As the authors quickly discovered, Spanish monasteries are excellent places in which to stay. They are seldom visited (so few tourists), yet they are ripe with art, history and culture (living museums). They are also home to a dying breed of monks and nuns (so last chance to see), and they are open to anyone who cares to stop by (you don't have to be religious, although it doesn't hurt if you are).
A Room with a Pew is not a spiritual search for meaning; nor is it a guide book. However, it does contain a practical chapter that shows readers how to plan their own monastery-based journey through Spain.
"The authors' use of immersion journalism provides a unique insight into the inner sanctum of the monasteries..." - Kirkus Reviews.
"A book that is great fun to read - unreligious, but not sacrilegious... an entertaining book that sheds a lot of light on an important element of Spain, and gives very practical information about the way you might go about sleeping with nuns." - A Traveler's Library.
A Room with a Pew - sleeping our way through Spain's ancient monasteries was published by The Lyons Press, an imprint of Globe Pequot, the trade division of Rowman & Littlefield.
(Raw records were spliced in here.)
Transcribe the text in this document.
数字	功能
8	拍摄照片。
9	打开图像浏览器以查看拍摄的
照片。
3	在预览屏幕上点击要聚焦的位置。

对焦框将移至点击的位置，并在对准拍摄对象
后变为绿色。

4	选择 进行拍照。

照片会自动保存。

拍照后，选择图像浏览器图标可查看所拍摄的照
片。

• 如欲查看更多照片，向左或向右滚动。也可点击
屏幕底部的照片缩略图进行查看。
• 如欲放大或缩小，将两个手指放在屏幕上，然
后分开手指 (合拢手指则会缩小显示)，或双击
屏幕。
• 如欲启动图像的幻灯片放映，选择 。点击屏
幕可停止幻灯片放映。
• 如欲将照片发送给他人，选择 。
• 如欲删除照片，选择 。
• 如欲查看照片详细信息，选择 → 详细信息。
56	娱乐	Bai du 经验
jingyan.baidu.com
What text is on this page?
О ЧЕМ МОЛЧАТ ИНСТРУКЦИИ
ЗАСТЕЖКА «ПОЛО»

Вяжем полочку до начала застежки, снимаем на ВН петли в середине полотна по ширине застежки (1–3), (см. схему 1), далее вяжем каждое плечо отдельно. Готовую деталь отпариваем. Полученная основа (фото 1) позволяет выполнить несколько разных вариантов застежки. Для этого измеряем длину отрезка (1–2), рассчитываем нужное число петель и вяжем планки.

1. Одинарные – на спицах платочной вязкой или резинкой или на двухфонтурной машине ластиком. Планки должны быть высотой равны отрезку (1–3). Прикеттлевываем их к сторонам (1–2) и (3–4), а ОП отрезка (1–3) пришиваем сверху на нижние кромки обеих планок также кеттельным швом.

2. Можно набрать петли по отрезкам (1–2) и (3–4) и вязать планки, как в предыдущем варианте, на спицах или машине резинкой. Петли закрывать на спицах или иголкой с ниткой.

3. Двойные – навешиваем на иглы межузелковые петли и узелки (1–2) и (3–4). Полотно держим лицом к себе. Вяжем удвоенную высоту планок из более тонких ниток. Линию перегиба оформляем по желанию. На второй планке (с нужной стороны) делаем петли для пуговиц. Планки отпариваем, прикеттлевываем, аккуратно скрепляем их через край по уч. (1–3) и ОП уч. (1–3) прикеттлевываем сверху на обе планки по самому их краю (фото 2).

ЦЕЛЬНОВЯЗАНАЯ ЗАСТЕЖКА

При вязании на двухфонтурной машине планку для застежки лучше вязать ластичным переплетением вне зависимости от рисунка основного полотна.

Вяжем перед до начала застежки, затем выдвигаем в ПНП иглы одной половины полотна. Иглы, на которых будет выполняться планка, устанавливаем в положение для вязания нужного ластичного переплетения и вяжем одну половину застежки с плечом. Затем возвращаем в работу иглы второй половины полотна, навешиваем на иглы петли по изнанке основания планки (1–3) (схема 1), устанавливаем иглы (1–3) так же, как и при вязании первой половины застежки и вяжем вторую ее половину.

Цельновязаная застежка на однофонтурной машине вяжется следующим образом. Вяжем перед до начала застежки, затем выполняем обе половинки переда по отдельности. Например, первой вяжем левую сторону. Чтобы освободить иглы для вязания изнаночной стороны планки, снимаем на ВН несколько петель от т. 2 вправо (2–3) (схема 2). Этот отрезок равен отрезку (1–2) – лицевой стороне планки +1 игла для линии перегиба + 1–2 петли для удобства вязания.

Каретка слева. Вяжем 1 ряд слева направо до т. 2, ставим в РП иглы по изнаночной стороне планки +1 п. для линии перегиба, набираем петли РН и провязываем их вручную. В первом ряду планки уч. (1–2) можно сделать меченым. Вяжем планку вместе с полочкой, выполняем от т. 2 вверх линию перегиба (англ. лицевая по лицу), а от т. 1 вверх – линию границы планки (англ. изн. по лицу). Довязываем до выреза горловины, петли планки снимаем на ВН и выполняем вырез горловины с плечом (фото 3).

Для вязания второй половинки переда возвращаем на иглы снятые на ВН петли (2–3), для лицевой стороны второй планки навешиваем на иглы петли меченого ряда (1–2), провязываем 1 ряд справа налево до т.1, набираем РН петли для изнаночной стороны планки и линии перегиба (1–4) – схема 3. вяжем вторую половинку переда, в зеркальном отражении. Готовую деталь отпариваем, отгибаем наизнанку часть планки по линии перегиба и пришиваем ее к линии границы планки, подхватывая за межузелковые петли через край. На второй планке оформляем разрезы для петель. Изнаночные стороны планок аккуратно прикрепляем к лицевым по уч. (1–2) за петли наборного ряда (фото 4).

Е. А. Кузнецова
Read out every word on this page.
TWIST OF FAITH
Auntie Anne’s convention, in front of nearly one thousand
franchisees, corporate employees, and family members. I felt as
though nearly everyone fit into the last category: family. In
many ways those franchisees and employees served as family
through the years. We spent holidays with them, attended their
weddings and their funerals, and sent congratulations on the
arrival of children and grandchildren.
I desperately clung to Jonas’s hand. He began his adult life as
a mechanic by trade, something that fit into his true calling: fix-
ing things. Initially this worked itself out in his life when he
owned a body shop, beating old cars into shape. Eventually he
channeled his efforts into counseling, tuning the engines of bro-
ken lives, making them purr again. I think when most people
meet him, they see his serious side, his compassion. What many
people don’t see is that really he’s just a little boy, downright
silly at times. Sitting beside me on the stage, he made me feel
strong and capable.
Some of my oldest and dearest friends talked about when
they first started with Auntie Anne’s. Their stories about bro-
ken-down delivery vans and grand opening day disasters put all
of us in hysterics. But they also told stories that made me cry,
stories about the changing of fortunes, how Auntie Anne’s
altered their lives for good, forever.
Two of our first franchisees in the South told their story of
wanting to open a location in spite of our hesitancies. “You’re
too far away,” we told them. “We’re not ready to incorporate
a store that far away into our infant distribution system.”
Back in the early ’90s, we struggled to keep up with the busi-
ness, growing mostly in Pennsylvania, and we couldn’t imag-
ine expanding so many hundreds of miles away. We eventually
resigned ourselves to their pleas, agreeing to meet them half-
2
You can read an author interview in the New York Times, or hear a radio interview broadcast on Denver and Boulder's KGNU; or you can watch a short video about the book and the authors' journey through Spain's ancient monasteries.
It serves as an excellent introduction to a country that, in the past, has been rarely visited, but is now becoming ever more popular.
"I recommend this book to any armchair traveler, and I'll be reading the authors' other books too!” - Shannon, Goodreads reviewer.
"The authors’ sense of adventure and straight-forward writing style left me with a desire to pack my bags and make the trek to Greenland.” - Megan Barker Bowen, Amazon reviewer
The book is available - for $1.99 - only as a Kindle edition.
You can hear an interview about Greenland for $1.99 on TravelTalkMedia, an online and national broadcast news and entertainment program.
It tells the story of Mark Slater, a university professor turned stock-market analyst, who succumbs to temptation and commits the crime of insider trading.
Too late, he realizes he has made a terrible mistake. He just wants his old life back, but against his will he is drawn into a violent criminal world from which there seems to be no hope of escape.
"The excitement accelerates in Richard Starks' easy read. The main characters naively stumble into mess after mess, making the story more realistic than the usual evil New York or London financial genius who gets caught by the hero." - Sound Opinion, verified Amazon reviewer.
"Money Doesn’t Talk, It Kills is the tale of a seemingly ordinary, forthright and honest couple who make one small transgression putting them on a slippery slope of intrigue and murder. I could feel the tension as they dug themselves deeper and deeper into trouble. I usually read in a slow and leisurely manner but the excitement and fast pace of the last third of the book did not allow me to put it down." - William Korstad, Amazon reviewer.